Alfabeto protosinaitico
Il protosinaitico è l'alfabeto più antico che si conosca: una trentina di segni usati tra il 1900 e il 1500 a.C. da parlanti di una lingua semitica in Egitto e nel Sinai. Da esso discendono, senza eccezioni note, il fenicio, il greco, il latino, l'arabo, l'ebraico e le scritture dell'India.
Dove è comparso
| Sito | Luogo | Data approssimativa |
|---|---|---|
| Wadi el-Hol | Medio Egitto, presso Tebe | c. 1900-1800 a.C. |
| Serabit el-Khadim | Sinai, miniere di turchese | c. 1800-1500 a.C. |
| Lachish, Sichem, Ghezer | Canaan | c. 1700-1200 a.C. |
Le iscrizioni di Serabit el-Khadim furono scoperte da Flinders Petrie nel 1905 in un tempio dedicato alla dea Hathor. Erano circondate da testi geroglifici egizi perfettamente leggibili, e proprio per questo attirarono l'attenzione: usavano segni simili, ma non erano egizie.
Come è stato decifrato
La chiave la diede Alan Gardiner nel 1916. In diverse iscrizioni si ripeteva una sequenza di quattro segni: un bastone, un occhio, un pungolo e una croce. Gardiner ipotizzò che i loro nomi in semitico — baʿalat, «la Signora» — dessero il valore di ciascun segno tramite l'iniziale. La lettura tornava: il tempio era dedicato a una dea che i semiti chiamavano così.
Fu la scoperta del principio acrofonico: il disegno di una casa (bayt) vale /b/, quello dell'acqua (mem) vale /m/. Vedi origine dell'alfabeto.
Dal disegno alla lettera
| Segno originale | Nome | Suono | Fenicio | Greco | Latino |
|---|---|---|---|---|---|
| testa di bue | ʾalp | ʾ | 𐤀 | Α | A |
| casa | bayt | b | 𐤁 | Β | B |
| bastone da lancio | gaml | g | 𐤂 | Γ | C, G |
| porta | dalt | d | 𐤃 | Δ | D |
| uomo con le braccia alzate | haw | h | 𐤄 | Ε | E |
| gancio | waw | w | 𐤅 | Υ, Ϝ | F, U, V |
| mano | kap | k | 𐤊 | Κ | K |
| pungolo | lamd | l | 𐤋 | Λ | L |
| acqua | mem | m | 𐤌 | Μ | M |
| serpente | naḥš | n | 𐤍 | Ν | N |
| occhio | ʿayn | ʿ | 𐤏 | Ο | O |
| bocca | pit | p | 𐤐 | Π | P |
| testa | raʾš | r | 𐤓 | Ρ | R |
| arco / dente | šimš | š | 𐤔 | Σ | S |
| marchio, croce | taw | t | 𐤕 | Τ | T |
Che cosa aveva e che cosa gli mancava
Il protosinaitico era un abjad: scriveva solo consonanti. Nelle lingue semitiche funziona, perché la radice della parola è consonantica e le vocali portano soprattutto informazione grammaticale; in italiano equivarrebbe a scrivere cs e dedurre dal contesto se è casa, cosa o caso.

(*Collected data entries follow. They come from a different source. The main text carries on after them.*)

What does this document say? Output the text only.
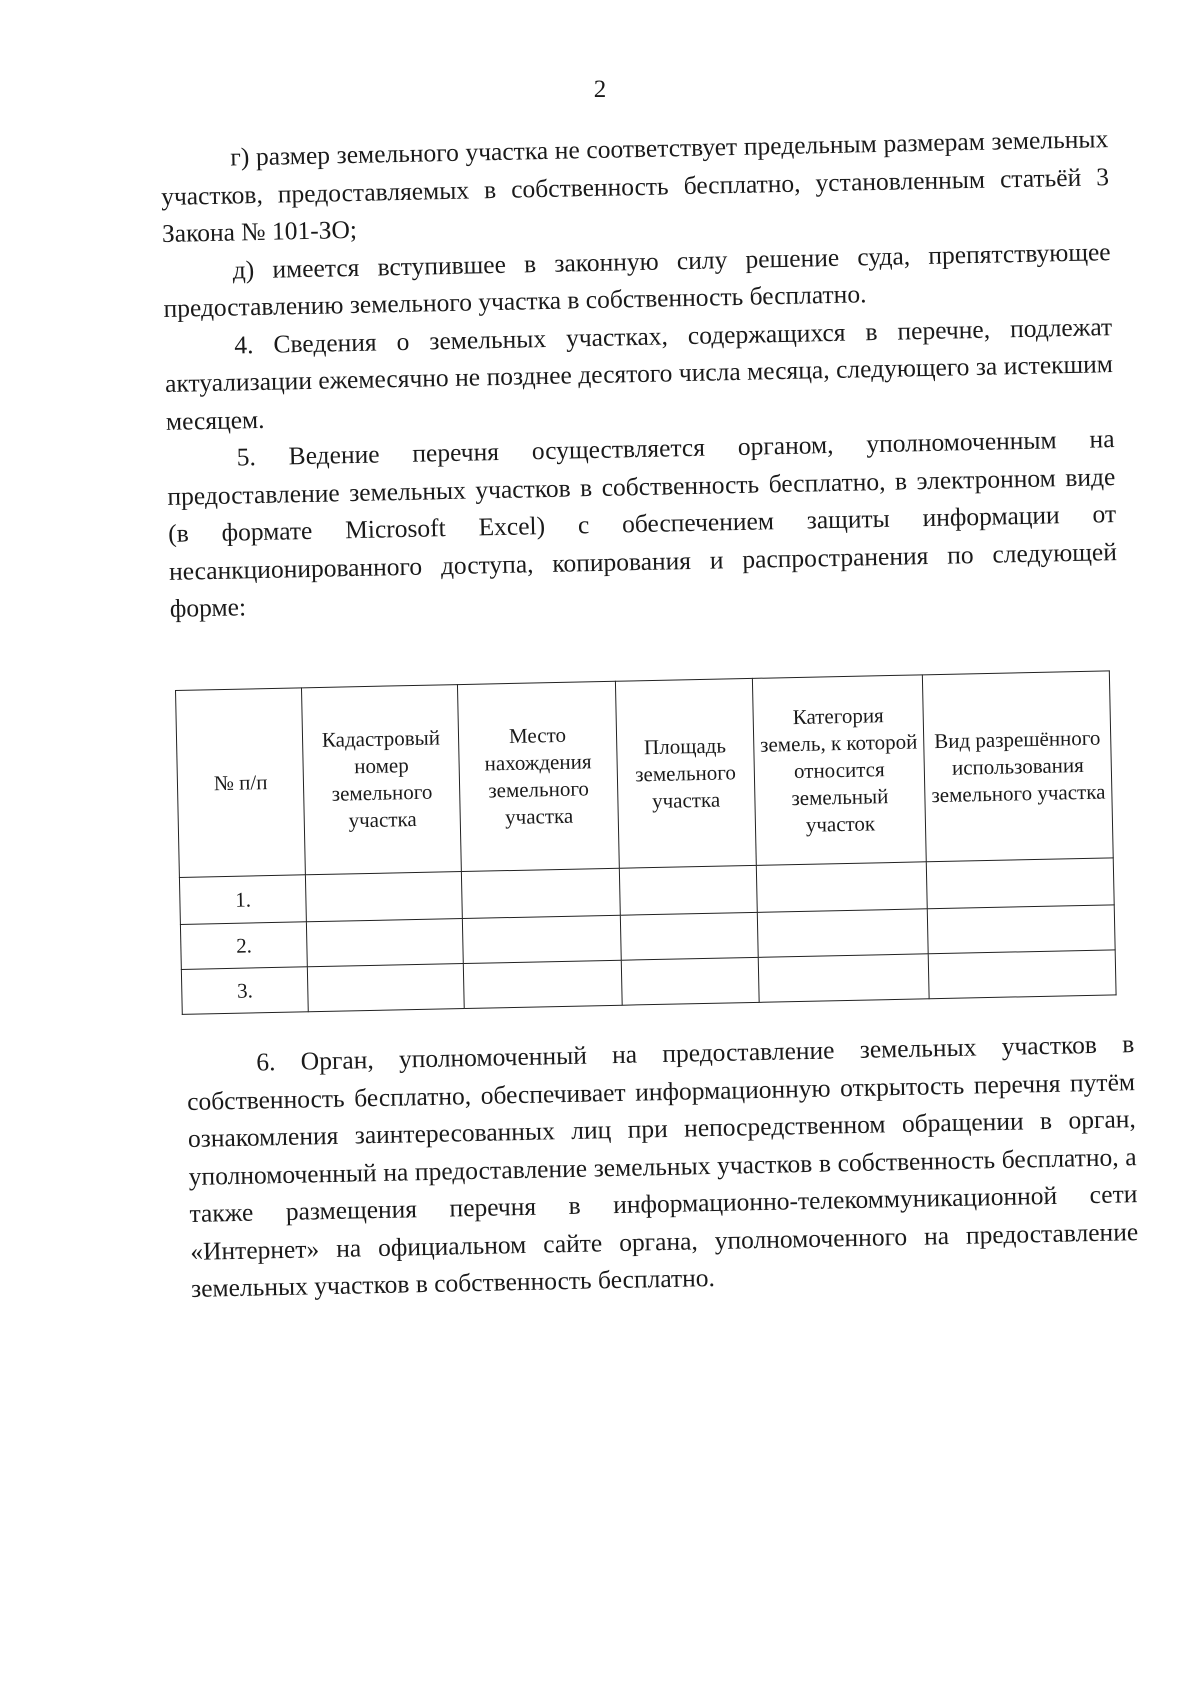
2

г) размер земельного участка не соответствует предельным размерам земельных участков, предоставляемых в собственность бесплатно, установленным статьёй 3 Закона № 101-ЗО;

д) имеется вступившее в законную силу решение суда, препятствующее предоставлению земельного участка в собственность бесплатно.

4. Сведения о земельных участках, содержащихся в перечне, подлежат актуализации ежемесячно не позднее десятого числа месяца, следующего за истекшим месяцем.

5. Ведение перечня осуществляется органом, уполномоченным на предоставление земельных участков в собственность бесплатно, в электронном виде (в формате Microsoft Excel) с обеспечением защиты информации от несанкционированного доступа, копирования и распространения по следующей форме:

№ п/п	Кадастровый номер земельного участка	Место нахождения земельного участка	Площадь земельного участка	Категория земель, к которой относится земельный участок	Вид разрешённого использования земельного участка
1.					
2.					
3.					

6. Орган, уполномоченный на предоставление земельных участков в собственность бесплатно, обеспечивает информационную открытость перечня путём ознакомления заинтересованных лиц при непосредственном обращении в орган, уполномоченный на предоставление земельных участков в собственность бесплатно, а также размещения перечня в информационно-телекоммуникационной сети «Интернет» на официальном сайте органа, уполномоченного на предоставление земельных участков в собственность бесплатно.
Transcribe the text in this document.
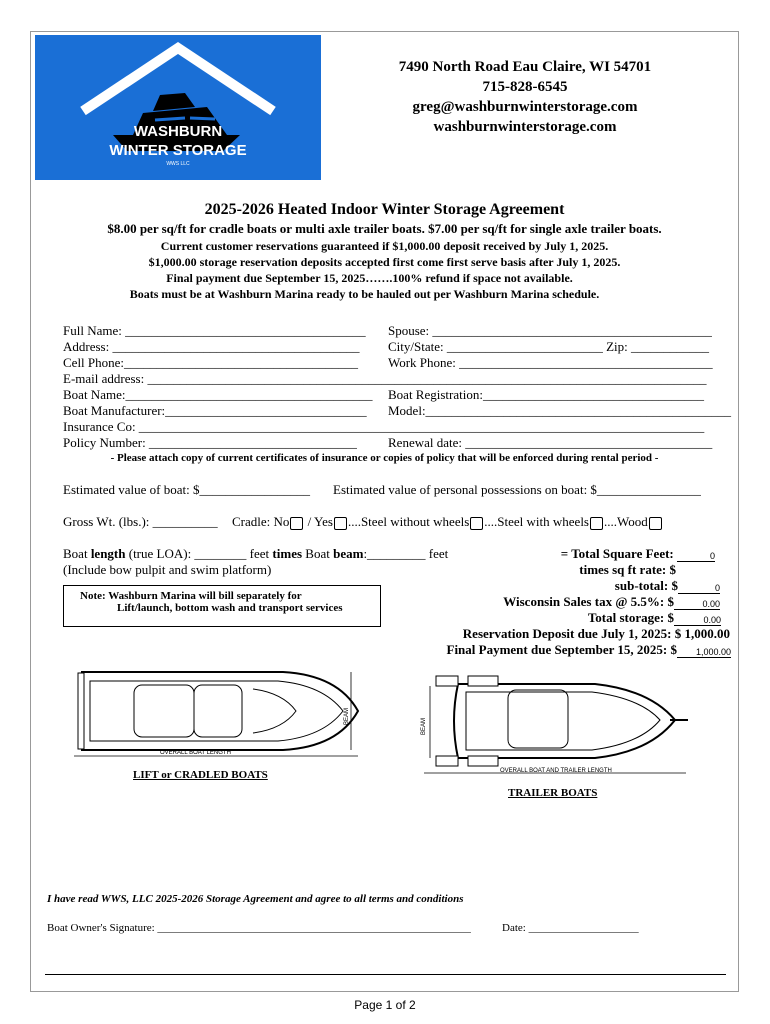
WASHBURN
WINTER STORAGE
WWS LLC
7490 North Road Eau Claire, WI 54701
715-828-6545
greg@washburnwinterstorage.com
washburnwinterstorage.com
2025-2026 Heated Indoor Winter Storage Agreement
$8.00 per sq/ft for cradle boats or multi axle trailer boats. $7.00 per sq/ft for single axle trailer boats.
Current customer reservations guaranteed if $1,000.00 deposit received by July 1, 2025.
$1,000.00 storage reservation deposits accepted first come first serve basis after July 1, 2025.
Final payment due September 15, 2025…….100% refund if space not available.
Boats must be at Washburn Marina ready to be hauled out per Washburn Marina schedule.
Full Name: _____________________________________ Spouse: ___________________________________________
Address: ______________________________________ City/State: ________________________ Zip: ____________
Cell Phone:____________________________________ Work Phone: _______________________________________
E-mail address: ______________________________________________________________________________________
Boat Name:______________________________________ Boat Registration:__________________________________
Boat Manufacturer:_______________________________ Model:_______________________________________________
Insurance Co: _______________________________________________________________________________________
Policy Number: ________________________________ Renewal date: ______________________________________
- Please attach copy of current certificates of insurance or copies of policy that will be enforced during rental period -
Estimated value of boat: $_________________ Estimated value of personal possessions on boat: $________________
Gross Wt. (lbs.): __________ Cradle: No / Yes ....Steel without wheels ....Steel with wheels ....Wood
Boat length (true LOA): ________ feet times Boat beam:_________ feet
(Include bow pulpit and swim platform)
Note: Washburn Marina will bill separately for
Lift/launch, bottom wash and transport services
= Total Square Feet:	0
times sq ft rate: $
sub-total: $	0
Wisconsin Sales tax @ 5.5%: $	0.00
Total storage: $	0.00
Reservation Deposit due July 1, 2025: $ 1,000.00
Final Payment due September 15, 2025: $ 1,000.00
OVERALL BOAT LENGTH
BEAM
LIFT or CRADLED BOATS	OVERALL BOAT AND TRAILER LENGTH
BEAM
TRAILER BOATS
I have read WWS, LLC 2025-2026 Storage Agreement and agree to all terms and conditions
Boat Owner's Signature: _________________________________________________________	Date: ____________________
Page 1 of 2
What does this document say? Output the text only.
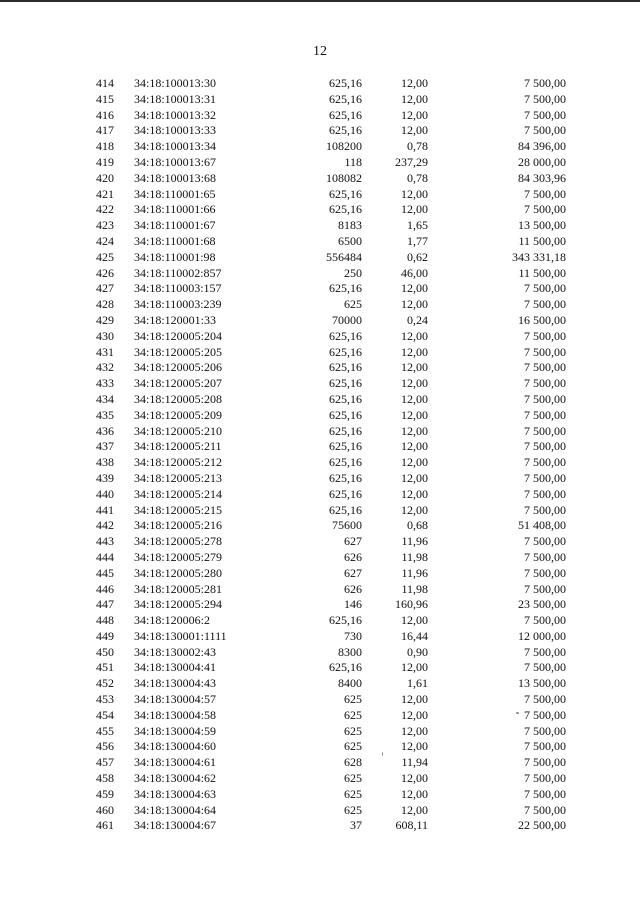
12
414	34:18:100013:30	625,16	12,00	7 500,00	

415	34:18:100013:31	625,16	12,00	7 500,00	

416	34:18:100013:32	625,16	12,00	7 500,00	

417	34:18:100013:33	625,16	12,00	7 500,00	

418	34:18:100013:34	108200	0,78	84 396,00	

419	34:18:100013:67	118	237,29	28 000,00	

420	34:18:100013:68	108082	0,78	84 303,96	

421	34:18:110001:65	625,16	12,00	7 500,00	

422	34:18:110001:66	625,16	12,00	7 500,00	

423	34:18:110001:67	8183	1,65	13 500,00	

424	34:18:110001:68	6500	1,77	11 500,00	

425	34:18:110001:98	556484	0,62	343 331,18	

426	34:18:110002:857	250	46,00	11 500,00	

427	34:18:110003:157	625,16	12,00	7 500,00	

428	34:18:110003:239	625	12,00	7 500,00	

429	34:18:120001:33	70000	0,24	16 500,00	

430	34:18:120005:204	625,16	12,00	7 500,00	

431	34:18:120005:205	625,16	12,00	7 500,00	

432	34:18:120005:206	625,16	12,00	7 500,00	

433	34:18:120005:207	625,16	12,00	7 500,00	

434	34:18:120005:208	625,16	12,00	7 500,00	

435	34:18:120005:209	625,16	12,00	7 500,00	

436	34:18:120005:210	625,16	12,00	7 500,00	

437	34:18:120005:211	625,16	12,00	7 500,00	

438	34:18:120005:212	625,16	12,00	7 500,00	

439	34:18:120005:213	625,16	12,00	7 500,00	

440	34:18:120005:214	625,16	12,00	7 500,00	

441	34:18:120005:215	625,16	12,00	7 500,00	

442	34:18:120005:216	75600	0,68	51 408,00	

443	34:18:120005:278	627	11,96	7 500,00	

444	34:18:120005:279	626	11,98	7 500,00	

445	34:18:120005:280	627	11,96	7 500,00	

446	34:18:120005:281	626	11,98	7 500,00	

447	34:18:120005:294	146	160,96	23 500,00	

448	34:18:120006:2	625,16	12,00	7 500,00	

449	34:18:130001:1111	730	16,44	12 000,00	

450	34:18:130002:43	8300	0,90	7 500,00	

451	34:18:130004:41	625,16	12,00	7 500,00	

452	34:18:130004:43	8400	1,61	13 500,00	

453	34:18:130004:57	625	12,00	7 500,00	

454	34:18:130004:58	625	12,00	7 500,00	

455	34:18:130004:59	625	12,00	7 500,00	

456	34:18:130004:60	625	12,00	7 500,00	

457	34:18:130004:61	628	11,94	7 500,00	

458	34:18:130004:62	625	12,00	7 500,00	

459	34:18:130004:63	625	12,00	7 500,00	

460	34:18:130004:64	625	12,00	7 500,00	

461	34:18:130004:67	37	608,11	22 500,00	
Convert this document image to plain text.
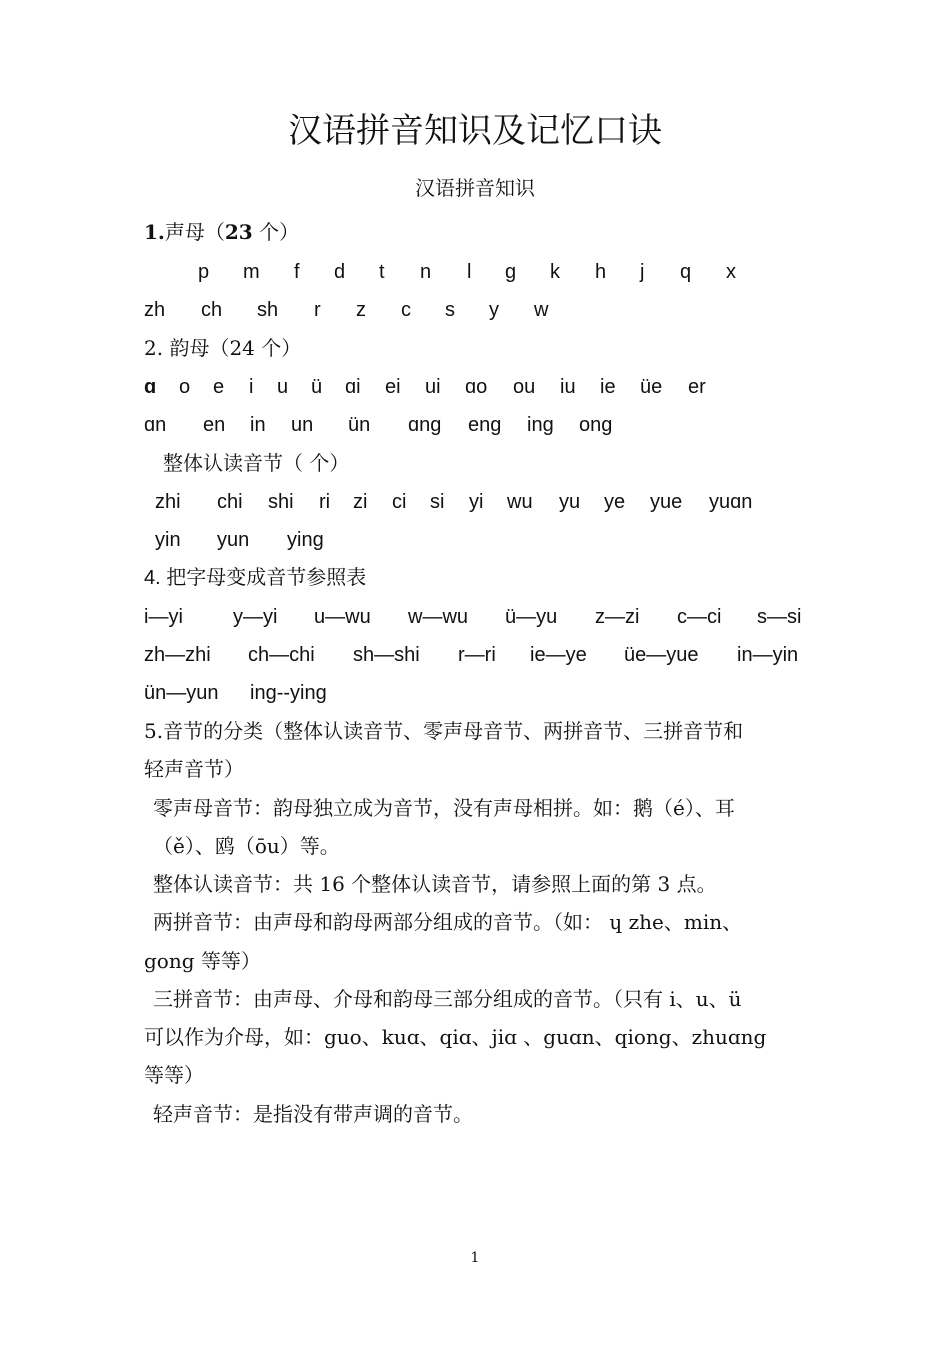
汉语拼音知识及记忆口诀
汉语拼音知识
1.声母（23 个）
p m f d t n l g k h j q x
zh ch sh r z c s y w
2. 韵母（24 个）
ɑ o e i u ü ɑi ei ui ɑo ou iu ie üe er
ɑn en in un ün ɑng eng ing ong
整体认读音节（ 个）
zhi chi shi ri zi ci si yi wu yu ye yue yuɑn
yin yun ying
4. 把字母变成音节参照表
i—yi	y—yi u—wu w—wu ü—yu z—zi c—ci s—si
zh—zhi ch—chi sh—shi r—ri ie—ye üe—yue in—yin
ün—yun ing--ying
5.音节的分类（整体认读音节、零声母音节、两拼音节、三拼音节和
轻声音节）
零声母音节：韵母独立成为音节，没有声母相拼。如：鹅（é）、耳
（ě）、鸥（ōu）等。
整体认读音节：共 16 个整体认读音节，请参照上面的第 3 点。
两拼音节：由声母和韵母两部分组成的音节。（如： ɥ zhe、min、
gong 等等）
三拼音节：由声母、介母和韵母三部分组成的音节。（只有 i、u、ü
可以作为介母，如：guo、kuɑ、qiɑ、jiɑ 、guɑn、qiong、zhuɑng
等等）
轻声音节：是指没有带声调的音节。
1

Non aveva nemmeno un ordine fisso, né un numero preciso di segni, né forme stabili: ogni scriba disegnava a modo suo e la direzione della scrittura variava. Quella standardizzazione arrivò con l'alfabeto fenicio intorno al 1050 a.C., e le vocali con il greco.
L'ugaritico, un ramo parallelo
Verso il 1400 a.C., nella città siriana di Ugarit, qualcuno ebbe l'idea di scrivere un alfabeto di 30 segni con la tecnica del cuneiforme: cunei sull'argilla. I segni non somigliano a quelli protosinaitici, ma l'ordine delle lettere è quasi identico, il che dimostra che l'ordine alfabetico era già fissato nel secondo millennio. Ugarit fu distrutta intorno al 1190 a.C. e la sua scrittura scomparve con lei.
Vedi storia dell'alfabeto ed evoluzione dell'alfabeto.
- Qual è l'alfabeto più antico del mondo?
- Il protosinaitico, di circa il 1900 a.C., trovato nel Sinai e nel Medio Egitto.
- Si riesce a leggerlo tutto?
- No. Si leggono parole e sequenze isolate, ma le iscrizioni sono brevi e molte restano senza interpretazione sicura.